In a wide range of circumstances, one is often faced with the task of visually searching for an object among an arrangement of other distracting objects. Visual search occurs, for example, when one has to find a car in a parking lot, or an abnormality in a radiographic image, or a camouflaged missile launcher. The most common indicator of visual search ability is the time to acknowledge manually the presence or absence of a target among distractor stimuli. Manual reaction times (MRTs) have inspired various theoretical ideas on attention and visual search. Despite their differences, the various ideas preserve the basic tenets of Treisman and Gelade’s (1980) feature integration theory. The theory postulates that early visual processing of a scene involves the parallel and pre-attentive extraction of fundamental features such as orientation, size, and colour from objects. Following this pre-attentive extraction stage, attention is used to recombine the features to form specific objects. During search, objects that are more salient among distractors are processed more quickly and “pop-out”. Pop-out is inferred from equally fast MRTs irrespective of the number of neighbouring distractors. For objects that are not easily discriminable, MRTs are more linearly dependent on the number of distractors and search is said to proceed in a serial manner.

Notwithstanding the benefits of MRTs in the acknowledgement of the presence or absence of a target among distractors, a limitation is that they reflect the end-product of a dynamic process that (a) can involve movement of the eyes to find the target  and that (b) can involve shifts in attention, with eye movements and without eye movements. A vast number of studies discount the role of eye movements by presenting the stimuli within a small visual angle and/or by presenting the stimuli very briefly. However, perhaps because of the proliferation of eye tracking systems, researchers have increasingly considered the role of eye movements. Studies that have addressed the eye movement aspect of visual search have typically measured eye movement indices alone, yet eye movements alone do not readily provide an indication of when an observer decides to acknowledge a target.

Recent findings from studies that consider eye movement indices together with MRTs indicate correlations between the variables. For instance, Zelinsky and Sheinberg (1997) measured eye movement indices (e.g., number of saccades and fixation duration) and MRTs under easy (i.e., pop-out) and difficult (i.e., non-pop-out) search conditions. MRTs correlated positively with the number of saccades initiated before a target was manually acknowledged. When evaluated across the two search conditions, 67% of the variance in MRTs could be attributed to the number of saccades initiated before a manual response was made. Not surprisingly, the relationship was stronger in the difficult search condition, which had greater variability in MRTs. For the same stimuli, the combination of the number of saccades and the latencies of initial saccade also correlated strongly with MRTs. In this case, a higher percentage (85%) of the variance in MRTs was attributable to the combination of the latencies of initial saccade and the number of saccades.

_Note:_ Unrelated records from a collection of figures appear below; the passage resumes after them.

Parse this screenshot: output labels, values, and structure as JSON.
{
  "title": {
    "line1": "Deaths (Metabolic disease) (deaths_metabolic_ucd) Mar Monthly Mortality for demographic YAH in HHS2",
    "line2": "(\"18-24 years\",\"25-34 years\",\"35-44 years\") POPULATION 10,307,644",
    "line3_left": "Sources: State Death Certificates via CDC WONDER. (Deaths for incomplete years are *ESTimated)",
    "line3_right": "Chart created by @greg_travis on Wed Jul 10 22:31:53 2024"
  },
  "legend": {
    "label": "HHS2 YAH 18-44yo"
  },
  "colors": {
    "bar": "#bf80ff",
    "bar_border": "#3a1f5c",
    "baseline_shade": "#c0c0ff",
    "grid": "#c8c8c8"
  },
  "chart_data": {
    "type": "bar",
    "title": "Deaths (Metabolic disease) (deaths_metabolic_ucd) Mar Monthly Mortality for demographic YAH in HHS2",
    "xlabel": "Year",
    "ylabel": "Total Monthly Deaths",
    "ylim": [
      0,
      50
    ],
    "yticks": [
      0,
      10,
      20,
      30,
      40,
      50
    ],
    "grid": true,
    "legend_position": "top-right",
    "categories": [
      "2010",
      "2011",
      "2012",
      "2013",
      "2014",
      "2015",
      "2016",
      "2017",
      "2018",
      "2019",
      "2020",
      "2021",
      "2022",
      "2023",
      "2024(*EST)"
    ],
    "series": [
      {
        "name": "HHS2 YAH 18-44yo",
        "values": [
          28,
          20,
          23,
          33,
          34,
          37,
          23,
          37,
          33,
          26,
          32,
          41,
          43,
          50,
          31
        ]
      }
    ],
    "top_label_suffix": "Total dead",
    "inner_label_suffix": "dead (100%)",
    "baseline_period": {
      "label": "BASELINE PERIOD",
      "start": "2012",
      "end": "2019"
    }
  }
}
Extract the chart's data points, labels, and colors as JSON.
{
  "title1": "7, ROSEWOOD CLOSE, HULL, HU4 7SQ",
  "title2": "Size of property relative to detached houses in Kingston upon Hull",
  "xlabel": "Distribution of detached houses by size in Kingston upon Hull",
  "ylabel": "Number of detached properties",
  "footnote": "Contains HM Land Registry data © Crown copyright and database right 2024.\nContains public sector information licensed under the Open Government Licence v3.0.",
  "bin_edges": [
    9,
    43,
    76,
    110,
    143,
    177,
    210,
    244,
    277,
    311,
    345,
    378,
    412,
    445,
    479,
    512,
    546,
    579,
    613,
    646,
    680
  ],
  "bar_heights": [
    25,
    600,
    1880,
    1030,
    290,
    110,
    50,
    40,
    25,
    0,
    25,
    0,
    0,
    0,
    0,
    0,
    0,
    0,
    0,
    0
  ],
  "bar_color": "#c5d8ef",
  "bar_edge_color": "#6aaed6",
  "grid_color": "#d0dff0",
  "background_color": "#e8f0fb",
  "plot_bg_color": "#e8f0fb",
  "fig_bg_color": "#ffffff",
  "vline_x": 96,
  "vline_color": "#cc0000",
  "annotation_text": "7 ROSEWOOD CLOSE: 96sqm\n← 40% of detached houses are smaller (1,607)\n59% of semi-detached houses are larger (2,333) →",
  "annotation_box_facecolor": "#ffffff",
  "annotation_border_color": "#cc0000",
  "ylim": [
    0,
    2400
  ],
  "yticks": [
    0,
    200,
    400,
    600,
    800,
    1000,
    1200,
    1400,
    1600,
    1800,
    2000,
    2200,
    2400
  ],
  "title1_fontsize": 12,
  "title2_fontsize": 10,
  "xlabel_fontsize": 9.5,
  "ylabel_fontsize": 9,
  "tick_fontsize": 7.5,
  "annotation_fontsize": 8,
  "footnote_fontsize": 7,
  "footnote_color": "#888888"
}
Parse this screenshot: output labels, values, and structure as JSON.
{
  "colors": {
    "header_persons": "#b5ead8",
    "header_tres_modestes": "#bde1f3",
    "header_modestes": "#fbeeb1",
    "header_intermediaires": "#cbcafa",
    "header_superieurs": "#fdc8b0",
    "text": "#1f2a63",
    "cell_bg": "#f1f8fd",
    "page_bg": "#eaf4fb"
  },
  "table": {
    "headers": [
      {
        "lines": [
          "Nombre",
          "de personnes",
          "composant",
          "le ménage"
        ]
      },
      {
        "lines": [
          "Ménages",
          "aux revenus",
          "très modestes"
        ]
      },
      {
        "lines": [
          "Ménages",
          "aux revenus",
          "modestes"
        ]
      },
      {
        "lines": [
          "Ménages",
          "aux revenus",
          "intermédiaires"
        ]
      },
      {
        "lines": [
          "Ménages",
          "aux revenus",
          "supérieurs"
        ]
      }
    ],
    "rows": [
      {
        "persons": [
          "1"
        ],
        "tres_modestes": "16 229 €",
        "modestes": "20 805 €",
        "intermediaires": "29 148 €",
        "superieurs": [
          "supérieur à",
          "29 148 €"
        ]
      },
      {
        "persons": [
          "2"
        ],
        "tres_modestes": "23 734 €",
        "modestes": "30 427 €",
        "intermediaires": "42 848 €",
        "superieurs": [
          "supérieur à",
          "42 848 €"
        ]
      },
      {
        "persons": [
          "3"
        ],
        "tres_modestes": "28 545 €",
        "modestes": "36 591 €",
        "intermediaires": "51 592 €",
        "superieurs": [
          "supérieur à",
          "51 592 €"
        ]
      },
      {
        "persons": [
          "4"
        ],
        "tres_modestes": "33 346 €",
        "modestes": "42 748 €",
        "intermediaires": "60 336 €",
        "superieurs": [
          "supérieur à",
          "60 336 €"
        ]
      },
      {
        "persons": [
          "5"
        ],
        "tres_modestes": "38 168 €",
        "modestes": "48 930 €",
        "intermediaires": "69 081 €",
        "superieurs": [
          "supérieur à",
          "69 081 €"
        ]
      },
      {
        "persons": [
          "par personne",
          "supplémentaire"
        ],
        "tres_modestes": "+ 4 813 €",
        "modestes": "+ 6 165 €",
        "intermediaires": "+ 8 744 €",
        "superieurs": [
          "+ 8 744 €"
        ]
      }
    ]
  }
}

In real-world settings, a direct eye movement index of visual search is the latency to fixate the target when it appears among distractors. For example, when a police officer or a peace-keeping soldier is faced with a shoot/no-shoot situation an important factor in making a (manual) response is when the target person or target event was fixated. A similar argument can be made for other ill-posed real world problems (driving a car, piloting an aircraft, playing sports, etc). The present study was concerned with theoretical relationships between the latency to fixate and the latency to make a manual response to a target. A simple visual search paradigm is used.

A study by Binello et al. (1995) is of background interest for the present endeavour. They required two trained observers to respond manually to the presence/absence of a target in multi-stimulus displays. The stimuli were presented after the disappearance of a central fixation point. In addition to responding manually, the observers were required to fixate the target as quickly as possible and to maintain fixation until the target disappeared. With each data point representing a different search task, the results indicated strong positive correlations between median time to fixate (and to maintain this fixation) of the target (TMF) and median MRTs. The functions describing the relationships were similar for the two observers: (1) despite differences in their eye movement search strategies (i.e., large number of short fixations vs. few long fixations) and (2) despite the various contexts of visual search. For the two observers, 96% and 90% respectively of the variance in MRTs were attributable to median TMF. In addition, the linear regression lines had slopes of almost 1 with y-intercepts of 20 ms. Thus theoretically, MRTs occurred 20 ms after TMF. Whereas on the surface, the findings suggest a near one-to-one dependent relationship between TMF and MRT, it must be noted that, as with MRT, TMF was merely another indicator of the acknowledgement of the target. The fact that maintained fixation usually preceded the manual response may be explained by a saccade-manual response coupling.